Ground 2: Claims 1-5 Lack Enablement under 35 U.S.C. §112

  • Core Argument for this Ground: Petitioner argued the claims are not enabled because practicing their full scope would require undue experimentation. The specification provided only a starting point for research—the ChMBC7 antibody in a mouse model—but failed to provide guidance on how to make and use the full claimed invention.
  • Citing the complexity of cytokine signaling, the unpredictability of the art, and the nascent state of the field, Petitioner asserted that a POSA would have to engage in an extensive, iterative research program to practice the claims. This would involve synthesizing and screening an incalculable number of potential compounds (small molecules, antibodies, peptides, nucleic acids) against multiple distinct biological targets (IL-15, IL-15Rα, CD122, CD132) to determine if they had the claimed therapeutic effect. This process would need to be repeated across different subject types (e.g., mouse vs. human) and disease models (induced vs. spontaneous vitiligo). The specification’s lack of structural details for its exemplified antibody and its failure to describe how to identify other effective inhibitors rendered the claims non-enabling.
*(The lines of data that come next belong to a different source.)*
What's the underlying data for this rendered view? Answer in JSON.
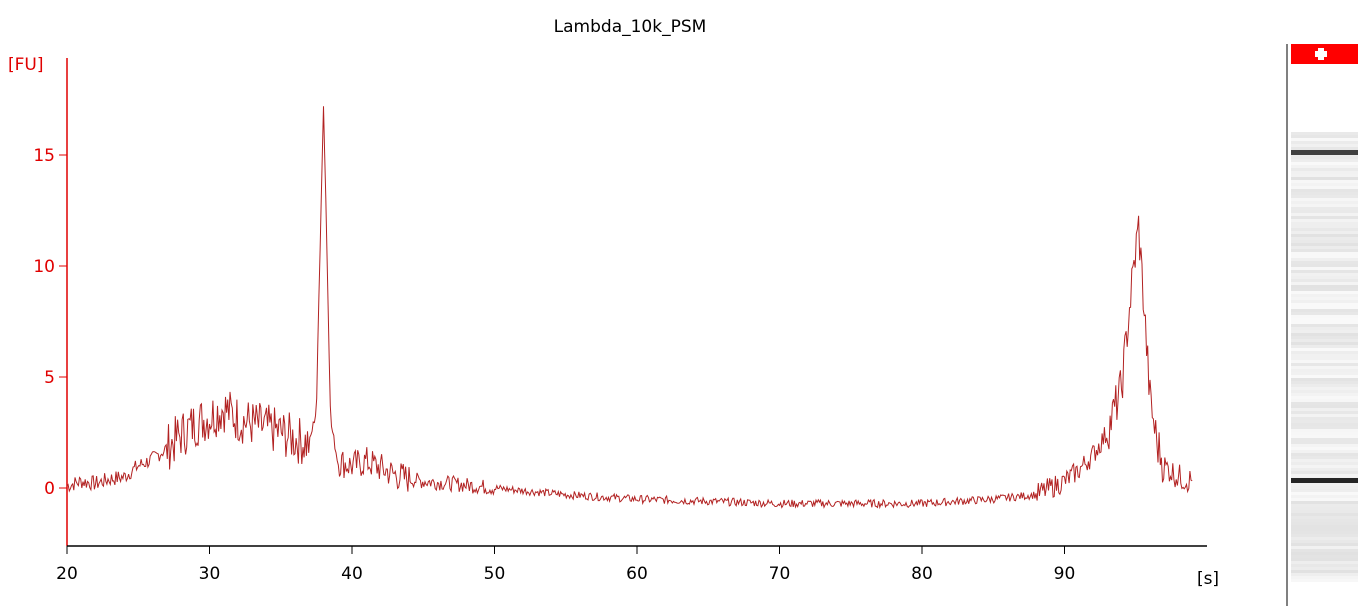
{
  "chart_data": {
    "type": "line",
    "title": "Lambda_10k_PSM",
    "ylabel": "[FU]",
    "xlabel": "[s]",
    "xlim": [
      20,
      100
    ],
    "ylim": [
      -2.5,
      18
    ],
    "xticks": [
      20,
      30,
      40,
      50,
      60,
      70,
      80,
      90
    ],
    "yticks": [
      0,
      5,
      10,
      15
    ],
    "grid": false,
    "legend": "none",
    "colors": {
      "trace": "#b22222",
      "y_axis": "#e00000",
      "x_axis": "#000000",
      "marker": "#ff0000"
    },
    "series": [
      {
        "points": [
          [
            20,
            0.1
          ],
          [
            21,
            0.3
          ],
          [
            22,
            0.2
          ],
          [
            23,
            0.4
          ],
          [
            24,
            0.5
          ],
          [
            25,
            1.0
          ],
          [
            26,
            1.3
          ],
          [
            27,
            1.8
          ],
          [
            28,
            2.4
          ],
          [
            29,
            2.9
          ],
          [
            30,
            3.2
          ],
          [
            31,
            3.6
          ],
          [
            32,
            3.1
          ],
          [
            33,
            2.9
          ],
          [
            34,
            2.7
          ],
          [
            35,
            2.5
          ],
          [
            36,
            2.2
          ],
          [
            37,
            2.0
          ],
          [
            37.5,
            3.5
          ],
          [
            37.8,
            12.0
          ],
          [
            38.0,
            17.3
          ],
          [
            38.2,
            12.0
          ],
          [
            38.5,
            3.0
          ],
          [
            39,
            1.2
          ],
          [
            40,
            1.0
          ],
          [
            41,
            1.2
          ],
          [
            42,
            0.9
          ],
          [
            43,
            0.6
          ],
          [
            44,
            0.4
          ],
          [
            45,
            0.3
          ],
          [
            47,
            0.2
          ],
          [
            50,
            0.0
          ],
          [
            55,
            -0.3
          ],
          [
            60,
            -0.5
          ],
          [
            65,
            -0.6
          ],
          [
            70,
            -0.7
          ],
          [
            75,
            -0.7
          ],
          [
            80,
            -0.7
          ],
          [
            85,
            -0.5
          ],
          [
            88,
            -0.3
          ],
          [
            90,
            0.3
          ],
          [
            91,
            0.8
          ],
          [
            92,
            1.5
          ],
          [
            93,
            2.5
          ],
          [
            94,
            4.5
          ],
          [
            94.7,
            9.0
          ],
          [
            95.2,
            11.8
          ],
          [
            95.6,
            8.0
          ],
          [
            96,
            4.0
          ],
          [
            96.5,
            2.0
          ],
          [
            97,
            1.0
          ],
          [
            98,
            0.5
          ],
          [
            99,
            0.3
          ]
        ]
      }
    ]
  },
  "gel_lane": {
    "band_marker_color": "#ff0000",
    "bands": [
      {
        "time": 38.0,
        "intensity": 0.75
      },
      {
        "time": 95.2,
        "intensity": 0.85
      }
    ]
  }
}
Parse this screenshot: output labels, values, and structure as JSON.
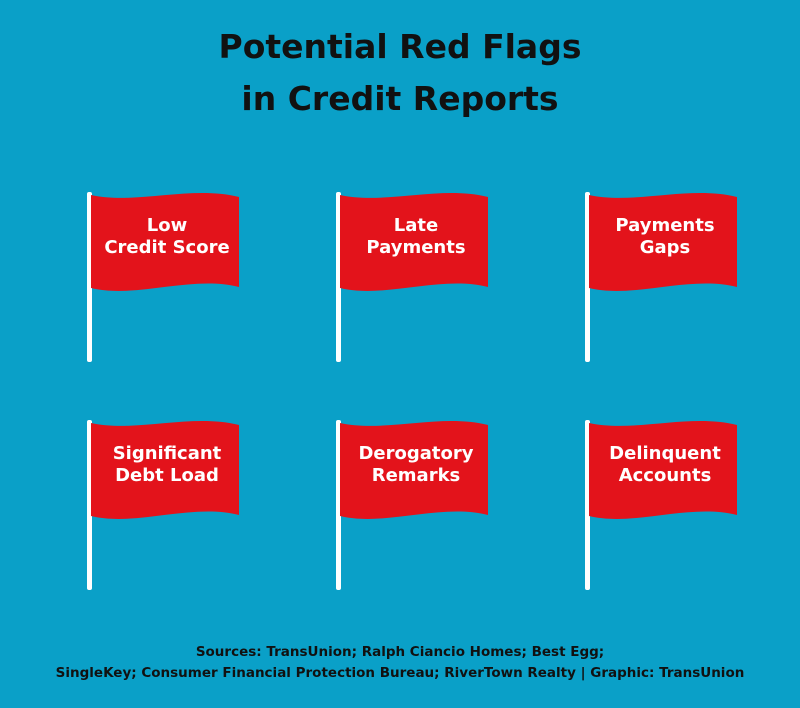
{
  "title": [
    "Potential Red Flags",
    "in Credit Reports"
  ],
  "flags": [
    {
      "label": [
        "Low",
        "Credit Score"
      ]
    },
    {
      "label": [
        "Late",
        "Payments"
      ]
    },
    {
      "label": [
        "Payments",
        "Gaps"
      ]
    },
    {
      "label": [
        "Significant",
        "Debt Load"
      ]
    },
    {
      "label": [
        "Derogatory",
        "Remarks"
      ]
    },
    {
      "label": [
        "Delinquent",
        "Accounts"
      ]
    }
  ],
  "sources": [
    "Sources: TransUnion; Ralph Ciancio Homes; Best Egg;",
    "SingleKey; Consumer Financial Protection Bureau; RiverTown Realty | Graphic: TransUnion"
  ]
}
Ground 3: Claims 1-5 are obvious over Xing and Harris under 35 U.S.C. §103

  • Prior Art Relied Upon: Xing (a 2014 journal article in Nature Medicine) and Harris (a 2012 journal article in Journal of Investigative Dermatology).
  • Core Argument for this Ground:
    • Prior Art Mapping: Petitioner asserted that Harris disclosed the exact adoptive transfer mouse model of vitiligo later used in the ’505 patent, in which the disease is caused by autoreactive CD8+ T cells. Harris taught that preventing the accumulation of these T cells had therapeutic potential for treating vitiligo. Xing taught that systemic administration of a CD122 antibody (TM-β1), an inhibitor of the IL-15 receptor, successfully depleted autoreactive CD8+ T cells and prevented hair loss in a mouse model of alopecia areata, a closely related autoimmune skin disease also driven by CD8+ T cells. The combination of Harris and Xing therefore disclosed all elements of the claimed method.
    • Motivation to Combine: A POSA would have been motivated to apply the CD122 antibody from Xing to the vitiligo model in Harris. Harris identified both the problem (vitiligo caused by CD8+ T cells) and a clear therapeutic strategy (depleting those cells). Xing provided an explicit, proven tool (a CD122 antibody) for executing that exact strategy in a highly analogous disease.
    • Expectation of Success: A POSA would have had a reasonable expectation of success because both diseases share a common underlying pathology (CD8+ T cell-driven autoimmunity in the skin), and Xing demonstrated that a CD122 antibody was effective at targeting and depleting those specific cells to treat disease symptoms. For dependent claims 3-5, Petitioner noted that local and subcutaneous administration of inhibitors for skin lesions was also known in the art and taught by Xing for downstream JAK inhibitors.

4. Relief Requested

  • Petitioner requested the institution of post-grant review and the cancellation of claims 1-5 of Patent 11,278,505 as unpatentable.